September 26th, 2009 | No Comments

It is only after a prolonged evolution of consciousness through corresponding forms of life that we become aware of ourselves. This awareness occurs in human life. Human life is therefore the opportunity to know oneself—to become aware of the extent to which one exists. In the evolution of consciousness, human life represents that time when nature wakes up to the fact that it has a soul.

The natural yearning of the soul is to search out its true nature. In our search, we must transcend the contracted sense of self that is centered on our material body and mind and go beyond the selfishness that is inevitably tied to this misidentification with matter. Then we will find an expanded sense of self that arises out of sacrificing our lower self—our self-indulgent self—in pursuit of love. Having given up what is not love, we find our authentic self.

However, we have not yet completed our search. Loving or giving unconditionally requires someone who can accept love without reservation. We cannot give without limit to one who is limited in terms of how much love they can accept. What then is the perfect object of love? It cannot be anything found in the natural world where all objects are here today but gone tomorrow. Nor can it be any individual unit of consciousness, especially those prone to the condition of misidentifying themselves with matter. The perfect object of love must, like its lover, be similarly constituted of consciousness yet not prone to material exploitation.

Although God is the reservoir of consciousness, God can accept unlimited love, and as the root of spiritual and material existence, God’s satisfaction nourishes the entirety of existence. Love of God is typically reverential; however, reverential love is not the only kind of love. Nor is reverential love necessarily the most complete form of love, which can be evaluated in terms of the intimacy it affords its lover and beloved—the closeness and sense of identity with one another that it affords. Thus our search for the perfect object of love leads us somewhere beyond God, or beyond the common notion of God. It leads to a connoisseur of love capable of embracing all forms of love, not merely passive reverential love and servitude, but fraternal, familial, and intimate love as well.

Here Sri Caitanya steps in to point us in the right direction. He points to Krishna, the perfect object of love, who is adored as friend, son, or lover of his devotees. The distinction between ourselves and God—the distance between the two in self-sacrifice—is breached in the self-forgetfulness of transcendent love that Sri Caitanya exemplified, a love endowed with the intensity with which a lover loves her beloved.

Just as friends and family members forget themselves in the loving company of one another, when perfect love is realized, self-forgetfulness ensues. Krishna is God in forgetfulness of himself under the influence of his devotee’s love. Such love takes place in that plane where the finite soul and the infinite meet in an intimacy that takes on a finite appearance to facilitate intimacy. There the Absolute appears as Krishna, the pastoral cowherd and connoisseur of love.

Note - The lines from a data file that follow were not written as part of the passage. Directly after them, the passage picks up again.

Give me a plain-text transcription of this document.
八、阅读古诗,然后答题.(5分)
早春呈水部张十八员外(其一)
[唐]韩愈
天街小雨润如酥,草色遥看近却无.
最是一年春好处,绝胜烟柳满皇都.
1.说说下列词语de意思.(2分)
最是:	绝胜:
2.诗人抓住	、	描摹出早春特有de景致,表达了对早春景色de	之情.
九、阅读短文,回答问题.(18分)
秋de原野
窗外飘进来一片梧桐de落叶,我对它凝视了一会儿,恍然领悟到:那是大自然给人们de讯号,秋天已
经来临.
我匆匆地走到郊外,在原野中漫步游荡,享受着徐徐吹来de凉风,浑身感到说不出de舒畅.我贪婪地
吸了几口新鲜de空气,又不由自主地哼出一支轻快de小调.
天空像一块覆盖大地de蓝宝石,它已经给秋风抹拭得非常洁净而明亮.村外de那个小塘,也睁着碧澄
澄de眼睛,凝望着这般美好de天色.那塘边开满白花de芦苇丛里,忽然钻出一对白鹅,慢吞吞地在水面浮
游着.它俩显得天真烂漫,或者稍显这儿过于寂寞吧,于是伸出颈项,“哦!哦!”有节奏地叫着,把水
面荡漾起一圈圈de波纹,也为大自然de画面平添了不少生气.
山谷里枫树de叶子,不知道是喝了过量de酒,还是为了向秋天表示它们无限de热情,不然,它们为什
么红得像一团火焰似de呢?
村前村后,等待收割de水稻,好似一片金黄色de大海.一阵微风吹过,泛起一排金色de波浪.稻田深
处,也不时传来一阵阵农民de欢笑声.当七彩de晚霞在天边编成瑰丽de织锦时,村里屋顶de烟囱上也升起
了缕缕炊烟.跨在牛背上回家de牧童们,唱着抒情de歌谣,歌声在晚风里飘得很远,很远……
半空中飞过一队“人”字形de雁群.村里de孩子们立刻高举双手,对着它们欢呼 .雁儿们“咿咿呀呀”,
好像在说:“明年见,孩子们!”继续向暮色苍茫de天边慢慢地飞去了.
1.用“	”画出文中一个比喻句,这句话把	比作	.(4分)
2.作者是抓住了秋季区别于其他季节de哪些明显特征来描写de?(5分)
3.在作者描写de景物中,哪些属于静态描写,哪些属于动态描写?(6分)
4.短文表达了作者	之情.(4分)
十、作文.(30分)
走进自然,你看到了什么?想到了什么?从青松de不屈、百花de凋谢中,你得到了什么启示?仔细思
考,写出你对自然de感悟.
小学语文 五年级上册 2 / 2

Sri Caitanya teaches that this plane of transcendental existence is attainable in our present human form of life. We need only combine human life with saintly association and in that association learn the art of loving Krishna. Such love of Krishna is devoid of any selfish material motive and is uninterrupted even by its by-product of enlightenment. It is rendered on Krishna’s terms and its primary expression—both in terms of spiritual practice and spiritual perfection—is reciting Sri Krishna’s holy name.